Born in Harborne, Birmingham, Baker was a student of Vincent Barber (1788–1838) at the Barber family's Charles Street Academy in Birmingham. Exhibiting publicly with the Birmingham Society of Artists from 1827 onwards, he painted landscapes throughout Warwickshire, the Midlands and the Welsh border regions and occasionally producing depictions of the Lake District, Scotland and Ireland. More often than not Baker's landscapes include cattle, although sheep and human figures are also fairly common in his works.
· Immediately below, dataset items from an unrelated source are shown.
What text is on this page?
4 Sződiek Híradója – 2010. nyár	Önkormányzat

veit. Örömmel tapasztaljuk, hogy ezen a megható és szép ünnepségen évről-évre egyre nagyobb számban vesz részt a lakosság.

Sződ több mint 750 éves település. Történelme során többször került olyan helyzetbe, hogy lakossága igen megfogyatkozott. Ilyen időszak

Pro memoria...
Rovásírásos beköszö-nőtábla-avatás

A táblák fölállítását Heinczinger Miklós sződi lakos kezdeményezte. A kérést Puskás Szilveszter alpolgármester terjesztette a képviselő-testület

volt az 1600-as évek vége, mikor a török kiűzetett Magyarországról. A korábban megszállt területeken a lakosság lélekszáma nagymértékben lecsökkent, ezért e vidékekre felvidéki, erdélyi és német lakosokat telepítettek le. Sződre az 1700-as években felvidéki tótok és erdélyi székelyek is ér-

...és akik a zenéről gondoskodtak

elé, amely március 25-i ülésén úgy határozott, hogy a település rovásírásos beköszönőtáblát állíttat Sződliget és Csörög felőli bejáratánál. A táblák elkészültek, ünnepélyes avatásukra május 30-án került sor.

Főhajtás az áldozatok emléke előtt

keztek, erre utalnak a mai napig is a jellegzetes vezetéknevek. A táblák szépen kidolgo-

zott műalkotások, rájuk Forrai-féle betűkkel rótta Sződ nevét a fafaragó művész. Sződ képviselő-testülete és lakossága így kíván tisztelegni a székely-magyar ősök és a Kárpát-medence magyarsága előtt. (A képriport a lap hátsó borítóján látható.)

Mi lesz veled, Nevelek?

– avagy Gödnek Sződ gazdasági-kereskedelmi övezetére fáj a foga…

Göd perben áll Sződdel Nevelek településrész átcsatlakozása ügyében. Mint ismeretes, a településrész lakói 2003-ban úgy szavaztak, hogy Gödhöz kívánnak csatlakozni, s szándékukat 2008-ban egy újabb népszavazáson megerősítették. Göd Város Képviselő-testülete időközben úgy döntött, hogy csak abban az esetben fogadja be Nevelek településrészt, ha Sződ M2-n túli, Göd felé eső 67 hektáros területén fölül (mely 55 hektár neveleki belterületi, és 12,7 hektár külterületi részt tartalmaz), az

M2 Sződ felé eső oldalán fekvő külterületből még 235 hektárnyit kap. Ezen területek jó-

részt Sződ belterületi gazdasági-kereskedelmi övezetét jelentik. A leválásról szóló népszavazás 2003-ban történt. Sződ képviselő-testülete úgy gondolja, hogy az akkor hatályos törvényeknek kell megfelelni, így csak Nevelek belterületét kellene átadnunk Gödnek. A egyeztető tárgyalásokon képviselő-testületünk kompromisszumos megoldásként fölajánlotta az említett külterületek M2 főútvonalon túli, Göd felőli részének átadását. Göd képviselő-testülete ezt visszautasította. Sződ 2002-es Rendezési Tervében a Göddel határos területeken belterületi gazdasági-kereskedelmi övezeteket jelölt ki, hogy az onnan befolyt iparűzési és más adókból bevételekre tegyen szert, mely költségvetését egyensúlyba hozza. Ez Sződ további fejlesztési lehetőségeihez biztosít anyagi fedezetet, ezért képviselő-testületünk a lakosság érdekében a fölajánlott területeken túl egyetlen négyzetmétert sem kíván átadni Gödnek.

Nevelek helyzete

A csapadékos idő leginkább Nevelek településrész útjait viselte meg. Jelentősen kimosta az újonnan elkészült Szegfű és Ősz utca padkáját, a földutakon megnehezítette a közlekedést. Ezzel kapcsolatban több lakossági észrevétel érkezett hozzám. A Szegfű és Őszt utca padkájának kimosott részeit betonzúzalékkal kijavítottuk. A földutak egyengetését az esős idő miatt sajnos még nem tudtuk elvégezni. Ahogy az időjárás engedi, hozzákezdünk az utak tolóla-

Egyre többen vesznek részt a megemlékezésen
Baker kept comprehensive records of his work and usually signed each major picture "T Baker", dated it to the year and numbered it on the back. Smaller pieces, studies and pencil sketches tend to be signed "T.B." (sometimes to be found playfully hidden around gravestones, fenceposts, treeroots etc.) and dated more precisely. His diaries and notes – which contain an 800-strong list of his major works - are held in the Birmingham Museum and Art Gallery while the art gallery at the Royal Pump Rooms in Leamington Spa has a collection of over sixty Baker landscapes, a couple of which are nearly always on display in the Art Gallery. The art historian Alison Plumridge and local historian Charles Lines have both highlighted how Baker provided artistic tutoring to the local middle classes in order to supplement his earnings from major local patrons such as Lord Leigh. In terms of wider success, Baker exhibited four oil paintings at the Royal Academy between 1831 and 1858 with his work appearing more frequently at the British Institution (where he exhibited 19 paintings) and the Royal Birmingham Society of Artists.
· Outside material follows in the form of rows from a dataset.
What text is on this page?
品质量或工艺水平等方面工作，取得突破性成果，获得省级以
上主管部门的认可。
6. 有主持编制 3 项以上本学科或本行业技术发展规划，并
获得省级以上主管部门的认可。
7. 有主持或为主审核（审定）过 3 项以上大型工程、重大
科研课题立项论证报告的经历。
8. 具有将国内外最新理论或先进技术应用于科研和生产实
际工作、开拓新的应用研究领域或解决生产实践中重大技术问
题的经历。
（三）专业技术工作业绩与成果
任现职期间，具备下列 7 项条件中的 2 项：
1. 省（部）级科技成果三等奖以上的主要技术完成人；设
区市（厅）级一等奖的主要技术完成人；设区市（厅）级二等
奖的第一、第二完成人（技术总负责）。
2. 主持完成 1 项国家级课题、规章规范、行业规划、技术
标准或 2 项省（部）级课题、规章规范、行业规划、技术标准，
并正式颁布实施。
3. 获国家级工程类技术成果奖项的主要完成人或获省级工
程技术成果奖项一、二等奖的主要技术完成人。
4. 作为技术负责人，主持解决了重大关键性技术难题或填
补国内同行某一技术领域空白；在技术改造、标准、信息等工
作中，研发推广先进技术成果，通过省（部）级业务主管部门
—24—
After his premature death in Leamington Spa, Warwickshire, at the age of 55 (amid suggestions of murder that led to the suicide of his housekeeper, Hannah Hewitt), Baker's body was returned to his birthplace and buried in close proximity to the famous Midlands landscape artist David Cox at St. Peter's Church in Harborne, Birmingham.
The Birmingham-based photographer and landscape painter Edmund Smith-Baker (usually given as E. S. Baker) was the eldest of Baker's five illegitimate children by Elizabeth Alice Smith, a lodging housekeeper from Cubbington. Edmund Smith-Baker ran a studio on Bristol Street in Birmingham together with his younger brother Thomas William, where – alongside the production of carte de visite photographs – he is believed to have completed new and previously unfinished Baker landscapes. Some of these works are signed "E.S. Baker" while others display a rather more decorative signature of "E.S.B" in which the "S" is combined with an enlarged "B".
As a last point of interest with regard to Thomas Baker 'of Leamington', Charles Lines has suggested that, prior to his relationship with Elizabeth Alice Smith, the artist had previously been married at either Leamington All-Saints or Lillington Church and produced two legitimate sons. However, there is no evidence to support this. This assumption is likely based on the two Smith-Baker sons going by the last name of Baker such as E.S. Baker by Edmund Smith-Baker.